Some of my new friends often ask me about my religion. They thought that I was a Buddhist. In fact, I was born and raised in a Muslim family. Even, I went to Madrasah (a school that learns about Islam), I currently practice Zen in my daily life, so my friends who are new to me think that I am religious. Buddhist.
What do you think? Is Buddhism and Zen practice a religion? For me, Buddhism and Zen meditation transcend religion. If I observe in detail, religion is nothing more than an institution that has a certain foundation of belief. Religion also binds every individual who adheres to it with all kinds of rules (especially the rules contained in the book). When viewed from the goal, religion wants to create an orderly life without chaos.
For me, Zen has that, to achieve liberation and enlightenment, Zen must adhere to the five basic precepts. The essence of the five basic precepts, no one should be hurt, no matter what the reason. That way, Zen that is practiced will give peace together. Zen to me, is more than a religion. Zen is a practice of human liberation that has a great method of bringing out human suffering for the actions of humans themselves. Even though Zen is very old, Zen and its methods are still practiced all over the world.
There are several reasons why I was drawn to practicing Zen and Buddhism. First, Buddhism and Zen can be studied by all groups, including certain religious circles, nobles, and commoners, to even atheists. So, Zen and Buddha can be used by anyone.
The second is, there is no absolute truth in Zen, all can be questioned and criticized. Unlike religious teachings which have absolute truth, so they should not be questioned and should not be criticized. Because the goal of Zen is to free man from the suffering created by his stupidity.
Third, Zen can be tested directly like a modern experimental science. Zen and Buddhist practitioners do not need to have excessive faith and belief. Those who practice and apply Zen can feel the benefits.
Fourth, Zen can educate everyone who practices it, because the basic goal of Zen is liberation and enlightenment. Zen provides knowledge and wisdom about how this world works as it is, including how the human mind and mind work accurately. It is because of this knowledge of Zen that man can escape suffering and ignorance.
If we deepen the teachings of Zen, it means that we also deepen the knowledge of religion as well as liberation, because, in the practice of zen, humans must understand that thoughts and emotions are empty and temporary, so humans do not need to pursue what they think. In addition, Zen also teaches us to understand who we are. Human identity and consciousness are pure and empty, yet fully alive.

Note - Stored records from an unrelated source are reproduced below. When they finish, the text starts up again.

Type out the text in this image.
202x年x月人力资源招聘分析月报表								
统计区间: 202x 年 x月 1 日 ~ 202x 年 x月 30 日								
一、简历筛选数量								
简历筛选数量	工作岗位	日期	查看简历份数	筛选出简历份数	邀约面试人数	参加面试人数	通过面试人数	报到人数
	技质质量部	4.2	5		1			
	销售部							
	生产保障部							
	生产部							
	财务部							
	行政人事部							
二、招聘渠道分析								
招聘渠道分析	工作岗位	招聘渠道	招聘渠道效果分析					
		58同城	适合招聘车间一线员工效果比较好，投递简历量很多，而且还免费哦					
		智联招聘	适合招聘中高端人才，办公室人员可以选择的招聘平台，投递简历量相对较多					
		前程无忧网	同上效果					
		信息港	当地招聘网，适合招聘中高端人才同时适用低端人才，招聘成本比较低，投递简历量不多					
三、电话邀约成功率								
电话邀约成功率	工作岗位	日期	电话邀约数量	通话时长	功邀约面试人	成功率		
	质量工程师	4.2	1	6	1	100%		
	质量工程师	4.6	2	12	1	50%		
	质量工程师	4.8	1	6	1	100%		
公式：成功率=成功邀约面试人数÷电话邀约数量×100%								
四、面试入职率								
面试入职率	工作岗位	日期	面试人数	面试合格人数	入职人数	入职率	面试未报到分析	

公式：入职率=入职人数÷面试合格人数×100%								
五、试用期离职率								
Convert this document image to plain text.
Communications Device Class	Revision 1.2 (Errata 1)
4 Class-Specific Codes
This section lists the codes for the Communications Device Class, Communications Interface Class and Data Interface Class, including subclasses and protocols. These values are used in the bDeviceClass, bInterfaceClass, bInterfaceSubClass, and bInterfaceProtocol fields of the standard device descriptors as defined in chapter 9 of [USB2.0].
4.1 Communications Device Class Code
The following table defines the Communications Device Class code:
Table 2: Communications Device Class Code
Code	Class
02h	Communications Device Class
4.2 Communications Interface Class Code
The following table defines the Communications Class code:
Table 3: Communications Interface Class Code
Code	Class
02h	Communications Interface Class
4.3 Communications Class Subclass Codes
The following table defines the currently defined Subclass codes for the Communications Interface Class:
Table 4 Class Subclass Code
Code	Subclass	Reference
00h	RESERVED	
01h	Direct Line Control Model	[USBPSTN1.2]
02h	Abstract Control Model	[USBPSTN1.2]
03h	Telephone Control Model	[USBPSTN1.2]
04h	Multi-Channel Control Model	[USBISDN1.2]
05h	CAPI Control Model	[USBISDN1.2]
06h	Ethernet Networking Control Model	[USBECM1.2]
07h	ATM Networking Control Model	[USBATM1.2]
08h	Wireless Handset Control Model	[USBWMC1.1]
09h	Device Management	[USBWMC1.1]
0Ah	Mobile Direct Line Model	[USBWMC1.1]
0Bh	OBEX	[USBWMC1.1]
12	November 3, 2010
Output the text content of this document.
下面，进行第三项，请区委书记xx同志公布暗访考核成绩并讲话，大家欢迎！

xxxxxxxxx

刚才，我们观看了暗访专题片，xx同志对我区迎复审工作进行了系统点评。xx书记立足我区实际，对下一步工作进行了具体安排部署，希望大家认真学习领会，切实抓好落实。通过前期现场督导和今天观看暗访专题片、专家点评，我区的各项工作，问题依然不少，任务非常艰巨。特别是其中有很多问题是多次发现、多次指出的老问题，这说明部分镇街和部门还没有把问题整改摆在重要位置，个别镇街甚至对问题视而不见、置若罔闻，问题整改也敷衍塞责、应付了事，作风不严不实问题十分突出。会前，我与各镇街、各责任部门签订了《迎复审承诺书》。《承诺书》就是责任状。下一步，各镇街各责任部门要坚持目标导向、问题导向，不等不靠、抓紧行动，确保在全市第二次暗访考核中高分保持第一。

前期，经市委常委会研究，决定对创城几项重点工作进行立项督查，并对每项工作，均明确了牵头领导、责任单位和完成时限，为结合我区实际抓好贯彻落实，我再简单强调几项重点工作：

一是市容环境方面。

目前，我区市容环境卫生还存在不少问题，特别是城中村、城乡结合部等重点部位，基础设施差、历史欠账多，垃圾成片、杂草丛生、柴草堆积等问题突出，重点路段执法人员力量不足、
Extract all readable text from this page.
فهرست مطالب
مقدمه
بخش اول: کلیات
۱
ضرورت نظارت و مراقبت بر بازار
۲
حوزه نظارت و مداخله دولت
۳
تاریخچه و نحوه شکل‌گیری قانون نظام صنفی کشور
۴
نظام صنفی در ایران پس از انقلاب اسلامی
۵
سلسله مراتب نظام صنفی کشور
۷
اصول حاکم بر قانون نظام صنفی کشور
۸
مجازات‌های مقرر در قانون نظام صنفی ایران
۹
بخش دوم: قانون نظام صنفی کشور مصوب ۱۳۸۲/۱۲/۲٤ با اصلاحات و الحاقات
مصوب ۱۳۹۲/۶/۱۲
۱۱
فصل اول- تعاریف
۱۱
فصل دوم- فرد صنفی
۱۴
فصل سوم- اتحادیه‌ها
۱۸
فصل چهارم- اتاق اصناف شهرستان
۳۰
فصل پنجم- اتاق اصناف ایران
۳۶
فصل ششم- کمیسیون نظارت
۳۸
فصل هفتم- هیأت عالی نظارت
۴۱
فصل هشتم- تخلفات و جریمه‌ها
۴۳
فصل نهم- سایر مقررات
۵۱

In Zen where there is wisdom and knowledge, there is also the peace that humans need to find happiness. If we all embrace zen, the world will become more beautiful for every creature to live in. Because Zen also has moral foundations that are taught by the world's major religions in a rational, critical, and effective way to free people from suffering.
Without having to convert, without having to say any words, and without any baptism, we can all learn Zen to free ourselves from suffering and on the path of enlightenment.